In recent years, debate over what caused the mysterious cull has largely centered on human intervention and climate change. Proponents of the climate theory argue that rapid temperature spikes drove the animals to extinction by transforming their habitat and reducing their food supply. Other scientists point the finger at Ice Age-era humans, who may have outcompeted the animals for resources or killed them off by hunting—an idea known as the “overkill hypothesis.” It’s widely accepted that early human colonists drove the massive moa birds of New Zealand into extinction, and anthropologists have discovered the remains of more than a dozen North American mastodons and mammoths that appear to have been killed by prehistoric hunter-gatherers.
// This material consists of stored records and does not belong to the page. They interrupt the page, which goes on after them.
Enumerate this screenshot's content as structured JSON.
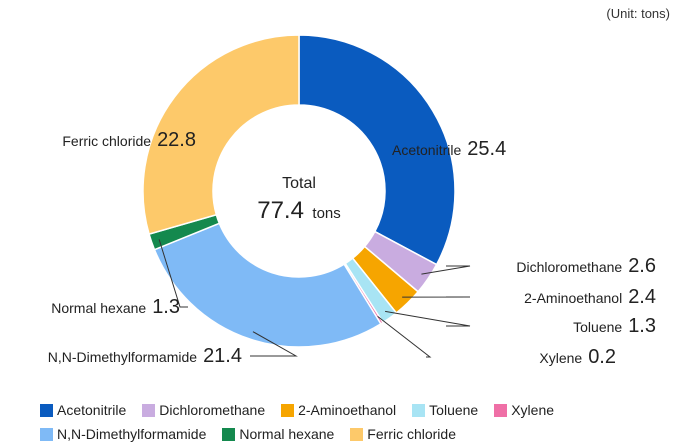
{
  "unit_label": "(Unit: tons)",
  "center": {
    "label": "Total",
    "value": "77.4",
    "unit": "tons"
  },
  "chart_data": {
    "type": "pie",
    "donut": true,
    "title": "",
    "unit": "tons",
    "total": 77.4,
    "slices": [
      {
        "name": "Acetonitrile",
        "value": 25.4,
        "color": "#0a5bbf"
      },
      {
        "name": "Dichloromethane",
        "value": 2.6,
        "color": "#c9ace0"
      },
      {
        "name": "2-Aminoethanol",
        "value": 2.4,
        "color": "#f6a500"
      },
      {
        "name": "Toluene",
        "value": 1.3,
        "color": "#a8e4f4"
      },
      {
        "name": "Xylene",
        "value": 0.2,
        "color": "#ef6fa6"
      },
      {
        "name": "N,N-Dimethylformamide",
        "value": 21.4,
        "color": "#7fbaf6"
      },
      {
        "name": "Normal hexane",
        "value": 1.3,
        "color": "#14894e"
      },
      {
        "name": "Ferric chloride",
        "value": 22.8,
        "color": "#fdc96a"
      }
    ],
    "slice_labels": [
      "25.4",
      "2.6",
      "2.4",
      "1.3",
      "0.2",
      "21.4",
      "1.3",
      "22.8"
    ],
    "legend_position": "bottom",
    "legend_rows": [
      [
        "Acetonitrile",
        "Dichloromethane",
        "2-Aminoethanol",
        "Toluene",
        "Xylene"
      ],
      [
        "N,N-Dimethylformamide",
        "Normal hexane",
        "Ferric chloride"
      ]
    ]
  }
}
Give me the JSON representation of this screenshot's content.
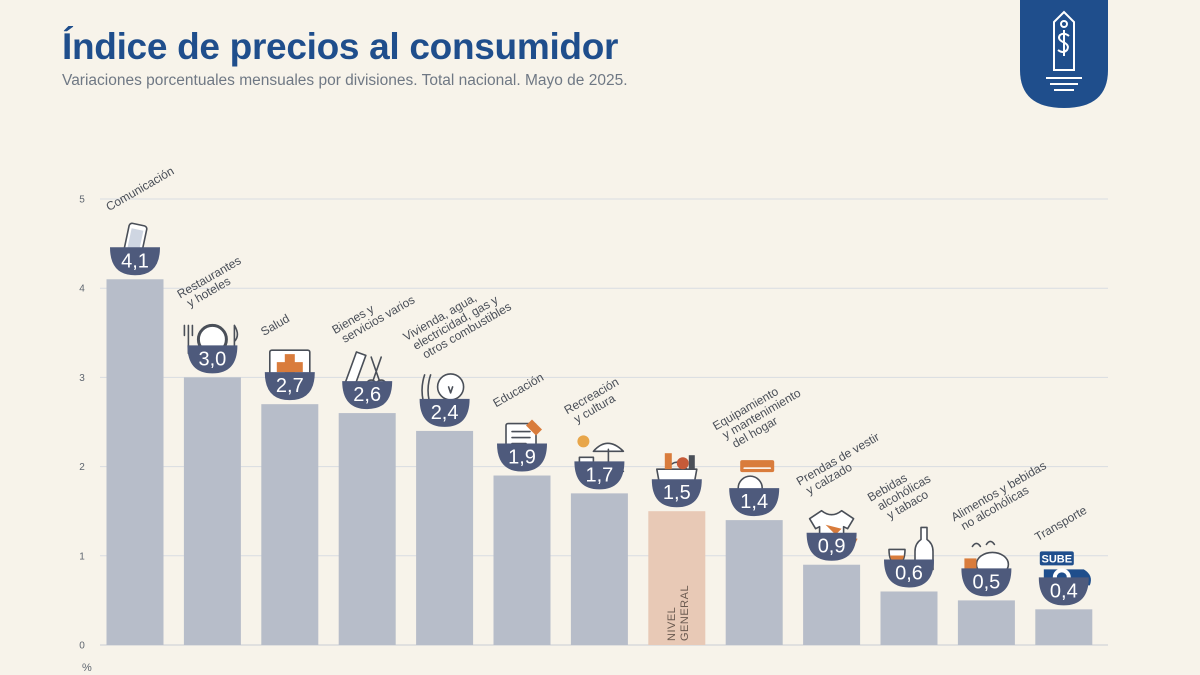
{
  "header": {
    "title": "Índice de precios al consumidor",
    "subtitle": "Variaciones porcentuales mensuales por divisiones. Total nacional. Mayo de 2025."
  },
  "colors": {
    "title": "#1f4e8c",
    "bar": "#b7bdc9",
    "bar_highlight": "#e8c9b6",
    "badge": "#4e5a7c",
    "badge_logo": "#1f4e8c",
    "icon_accent": "#d97c3c"
  },
  "chart_data": {
    "type": "bar",
    "title": "Índice de precios al consumidor",
    "subtitle": "Variaciones porcentuales mensuales por divisiones. Total nacional. Mayo de 2025.",
    "ylabel": "%",
    "ylim": [
      0,
      5
    ],
    "yticks": [
      0,
      1,
      2,
      3,
      4,
      5
    ],
    "grid": true,
    "categories": [
      "Comunicación",
      "Restaurantes y hoteles",
      "Salud",
      "Bienes y servicios varios",
      "Vivienda, agua, electricidad, gas y otros combustibles",
      "Educación",
      "Recreación y cultura",
      "Nivel general",
      "Equipamiento y mantenimiento del hogar",
      "Prendas de vestir y calzado",
      "Bebidas alcohólicas y tabaco",
      "Alimentos y bebidas no alcohólicas",
      "Transporte"
    ],
    "category_lines": [
      [
        "Comunicación"
      ],
      [
        "Restaurantes",
        "y hoteles"
      ],
      [
        "Salud"
      ],
      [
        "Bienes y",
        "servicios varios"
      ],
      [
        "Vivienda, agua,",
        "electricidad, gas y",
        "otros combustibles"
      ],
      [
        "Educación"
      ],
      [
        "Recreación",
        "y cultura"
      ],
      [
        "NIVEL",
        "GENERAL"
      ],
      [
        "Equipamiento",
        "y mantenimiento",
        "del hogar"
      ],
      [
        "Prendas de vestir",
        "y calzado"
      ],
      [
        "Bebidas",
        "alcohólicas",
        "y tabaco"
      ],
      [
        "Alimentos y bebidas",
        "no alcohólicas"
      ],
      [
        "Transporte"
      ]
    ],
    "values": [
      4.1,
      3.0,
      2.7,
      2.6,
      2.4,
      1.9,
      1.7,
      1.5,
      1.4,
      0.9,
      0.6,
      0.5,
      0.4
    ],
    "value_labels": [
      "4,1",
      "3,0",
      "2,7",
      "2,6",
      "2,4",
      "1,9",
      "1,7",
      "1,5",
      "1,4",
      "0,9",
      "0,6",
      "0,5",
      "0,4"
    ],
    "highlight": "Nivel general",
    "icons": [
      "phone-icon",
      "plate-cutlery-icon",
      "medical-cross-icon",
      "comb-scissors-icon",
      "lightbulb-icon",
      "book-pencil-icon",
      "beach-umbrella-icon",
      "shopping-bag-icon",
      "air-conditioner-icon",
      "tshirt-icon",
      "wine-bottle-icon",
      "chicken-food-icon",
      "sube-card-icon"
    ]
  }
}
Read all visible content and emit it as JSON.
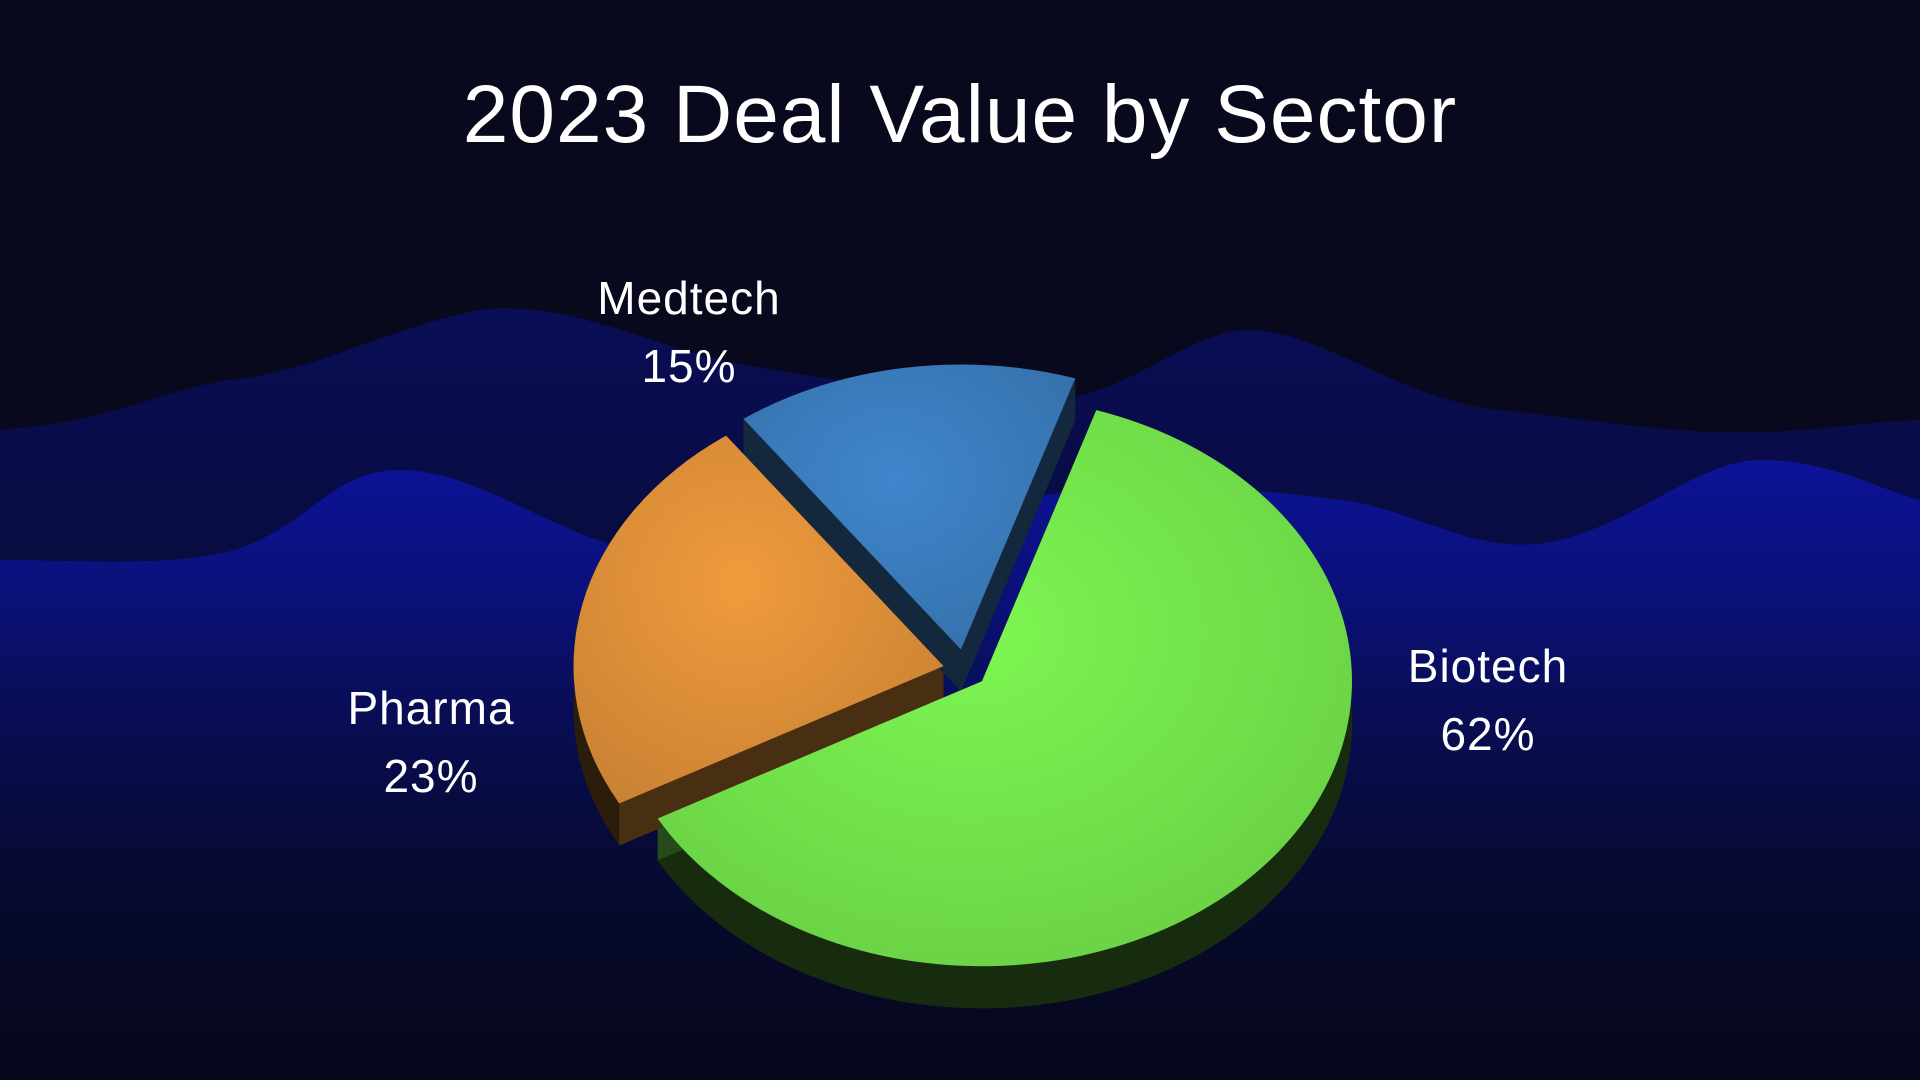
{
  "chart_data": {
    "type": "pie",
    "title": "2023 Deal Value by Sector",
    "slices": [
      {
        "name": "Biotech",
        "value": 62,
        "label": "62%",
        "color": "#7df752"
      },
      {
        "name": "Pharma",
        "value": 23,
        "label": "23%",
        "color": "#f09b3d"
      },
      {
        "name": "Medtech",
        "value": 15,
        "label": "15%",
        "color": "#3f86cc"
      }
    ],
    "unit": "%",
    "exploded": true,
    "style": "3d"
  },
  "colors": {
    "background": "#07081a",
    "wave": "#0c1492",
    "text": "#ffffff"
  }
}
The researchers in the new study used fossil records, literature reviews and high-resolution climate reconstructions to get a clearer picture of how climate and human colonization may have figured in megafaunal extinction. To account for discrepancies in the dating, the team used computer modeling to repeat the analysis over a range of 1,000 different “extinction scenarios.” The findings showed that extinctions followed a pattern that closely matched human migration across the globe, which suggests that mankind may have had a central role in the creatures’ demise. Climate change also played a part, but according to the researchers, its impact was less pronounced and unfolded over a significantly longer time period.
The models also indicate that human impact on extinction rates varied from place to place. In small and isolated habitats like islands, megafaunal die-offs tended to peak at around 8,000 years after humans arrived. On continents, the process took much longer, anywhere from 10,000 to 12,000 years. The researchers say their simulations proved least reliable for continental Asia, where neither human nor climate factors appear to have caused large-scale extinctions. “Whilst our models explain very well the timing and extent of extinctions for most of the world, mainland Asia remains a mystery,” said Cambridge University’s Dr. Andrea Manica. “According to the fossil record, that region suffered very low rates of extinctions. Understanding why megafauna in mainland Asia is so resilient is the next big question.”
The new study is only the latest chapter in the ongoing debate over megafaunal mass extinction. Just last month, researchers from the universities of Adelaide and New South Wales in Australia published a paper in the journal Science that found completely different results about the role humans and climate change played in the die-offs.
That study compared ancient DNA and radiocarbon data against geologic records of late-Pleistocene climate and concluded that rapidly warming temperatures—not humans—were the driving force in wiping out the wooly mammoth and its supersized brethren.